This has been a known fact inside Nokia (MeeGo) for quite a long time due to various performance issues we’ve had to workaround, but for some reason it wasn’t acknowledged as an issue when it was brought up in the mailing list.
So, in order to proof beyond reasonable doubt that there is indeed an issue, I wrote this test. It is very minimal, there’s essentially nothing of a typical GStreamer pipeline, just an element and an app that pushes buffers to it, that’s it. But then, optionally, a queue (typical element in a GStreamer pipeline) is added in the middle, which is a thread-boundary, and then the fun begins:
The buffer size legends corresponds to exponentiation (5 => 2 ^ 5 = 32), and the CPU time is returned by the system (getrusage) in ms. You can see that in ARM systems not only more CPU time is wasted, but adding a queue makes things worst at a faster rate.

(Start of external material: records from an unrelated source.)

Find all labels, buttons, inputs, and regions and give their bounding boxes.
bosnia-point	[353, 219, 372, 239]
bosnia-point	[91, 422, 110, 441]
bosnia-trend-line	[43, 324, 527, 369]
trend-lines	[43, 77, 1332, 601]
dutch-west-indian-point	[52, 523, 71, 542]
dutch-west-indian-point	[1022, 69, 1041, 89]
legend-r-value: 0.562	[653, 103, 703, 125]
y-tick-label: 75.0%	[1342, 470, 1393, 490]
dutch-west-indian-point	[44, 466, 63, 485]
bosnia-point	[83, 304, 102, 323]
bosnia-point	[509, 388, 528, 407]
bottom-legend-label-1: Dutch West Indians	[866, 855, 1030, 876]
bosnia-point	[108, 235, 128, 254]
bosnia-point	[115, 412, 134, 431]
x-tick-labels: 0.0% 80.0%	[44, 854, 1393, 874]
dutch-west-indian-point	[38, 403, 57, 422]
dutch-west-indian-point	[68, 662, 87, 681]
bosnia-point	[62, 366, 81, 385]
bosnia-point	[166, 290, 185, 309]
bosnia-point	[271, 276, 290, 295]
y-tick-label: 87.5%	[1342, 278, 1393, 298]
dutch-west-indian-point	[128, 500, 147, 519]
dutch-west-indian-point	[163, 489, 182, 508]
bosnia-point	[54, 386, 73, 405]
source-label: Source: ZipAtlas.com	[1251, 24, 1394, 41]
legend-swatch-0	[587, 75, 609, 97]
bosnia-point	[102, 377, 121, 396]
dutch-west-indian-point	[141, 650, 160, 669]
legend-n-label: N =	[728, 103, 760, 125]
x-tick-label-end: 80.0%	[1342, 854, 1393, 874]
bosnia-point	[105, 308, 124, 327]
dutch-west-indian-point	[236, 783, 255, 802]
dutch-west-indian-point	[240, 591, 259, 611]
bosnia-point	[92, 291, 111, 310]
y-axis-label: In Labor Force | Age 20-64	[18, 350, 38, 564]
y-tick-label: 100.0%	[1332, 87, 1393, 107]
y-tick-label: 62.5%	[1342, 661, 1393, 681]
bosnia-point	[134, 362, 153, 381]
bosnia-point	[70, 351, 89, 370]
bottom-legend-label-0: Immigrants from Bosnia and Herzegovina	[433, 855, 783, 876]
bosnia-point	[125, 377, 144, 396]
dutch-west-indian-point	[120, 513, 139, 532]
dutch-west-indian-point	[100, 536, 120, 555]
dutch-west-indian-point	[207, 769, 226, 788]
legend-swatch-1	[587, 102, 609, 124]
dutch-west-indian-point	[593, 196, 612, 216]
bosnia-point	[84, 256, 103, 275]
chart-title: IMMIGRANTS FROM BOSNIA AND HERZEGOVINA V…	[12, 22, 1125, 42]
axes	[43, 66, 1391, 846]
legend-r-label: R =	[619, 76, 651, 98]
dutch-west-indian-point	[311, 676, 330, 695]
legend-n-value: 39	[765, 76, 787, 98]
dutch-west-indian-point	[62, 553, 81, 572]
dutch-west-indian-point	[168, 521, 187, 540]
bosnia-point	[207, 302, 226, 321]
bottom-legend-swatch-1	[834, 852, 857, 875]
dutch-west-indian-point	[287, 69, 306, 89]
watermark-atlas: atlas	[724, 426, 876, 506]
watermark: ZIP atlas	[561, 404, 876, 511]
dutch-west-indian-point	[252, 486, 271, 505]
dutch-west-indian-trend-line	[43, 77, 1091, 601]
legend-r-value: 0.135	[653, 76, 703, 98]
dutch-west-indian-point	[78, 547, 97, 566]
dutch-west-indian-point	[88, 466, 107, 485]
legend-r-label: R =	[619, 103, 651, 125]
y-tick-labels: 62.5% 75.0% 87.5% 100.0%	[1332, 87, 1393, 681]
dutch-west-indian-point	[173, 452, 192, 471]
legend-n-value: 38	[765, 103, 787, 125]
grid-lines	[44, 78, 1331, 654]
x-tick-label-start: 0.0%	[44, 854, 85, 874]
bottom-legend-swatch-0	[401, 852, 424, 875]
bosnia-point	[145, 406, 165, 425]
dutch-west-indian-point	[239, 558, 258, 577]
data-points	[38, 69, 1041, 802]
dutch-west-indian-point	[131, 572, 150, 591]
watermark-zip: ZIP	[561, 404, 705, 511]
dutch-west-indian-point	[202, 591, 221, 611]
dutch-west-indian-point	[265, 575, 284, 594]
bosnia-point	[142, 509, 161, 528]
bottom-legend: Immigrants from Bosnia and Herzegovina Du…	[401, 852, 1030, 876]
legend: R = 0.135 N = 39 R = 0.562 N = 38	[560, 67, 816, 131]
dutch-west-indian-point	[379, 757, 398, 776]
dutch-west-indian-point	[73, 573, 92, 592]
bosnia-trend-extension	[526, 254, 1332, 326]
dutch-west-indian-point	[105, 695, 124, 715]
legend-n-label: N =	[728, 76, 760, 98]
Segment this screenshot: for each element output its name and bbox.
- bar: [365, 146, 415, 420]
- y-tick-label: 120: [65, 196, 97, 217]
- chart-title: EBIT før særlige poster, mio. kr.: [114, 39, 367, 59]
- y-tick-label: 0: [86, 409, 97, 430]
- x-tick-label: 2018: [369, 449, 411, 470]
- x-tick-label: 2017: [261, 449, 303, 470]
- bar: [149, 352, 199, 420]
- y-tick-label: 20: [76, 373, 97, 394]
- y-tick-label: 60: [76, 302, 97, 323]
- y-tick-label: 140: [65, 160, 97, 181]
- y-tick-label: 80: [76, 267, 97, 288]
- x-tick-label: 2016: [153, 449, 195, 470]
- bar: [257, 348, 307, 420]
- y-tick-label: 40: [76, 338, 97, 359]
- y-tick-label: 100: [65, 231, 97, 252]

Note that this test is doing nothing, just pushing buffers around, all the CPU is wasted doing GStreamer operations. In a real scenario the situation is much worst because there isn’t only one, but multiple threads, and many elements involved, so this wasted CPU time I measured has to be multiplied many times.
Now, this has been profiled before, and everything points out to pthread_mutex_lock which is only a problem when there’s contention, which happens more often in GStreamer when buffers are small, then the futex syscall is issued, is very bad in ARM, although it probably depends on which specific system you are using.
Fortunately for me, I don’t need good latency, so I can just push one second buffers and forget about GStreamer performance issues, if you are experiencing the same, and can afford high latency, just increase the buffer sizes, if not, then you are screwed :p
Hopefully this answers Wim’s question of what a “small buffer” means, how it’s not good, and when it’s a problem.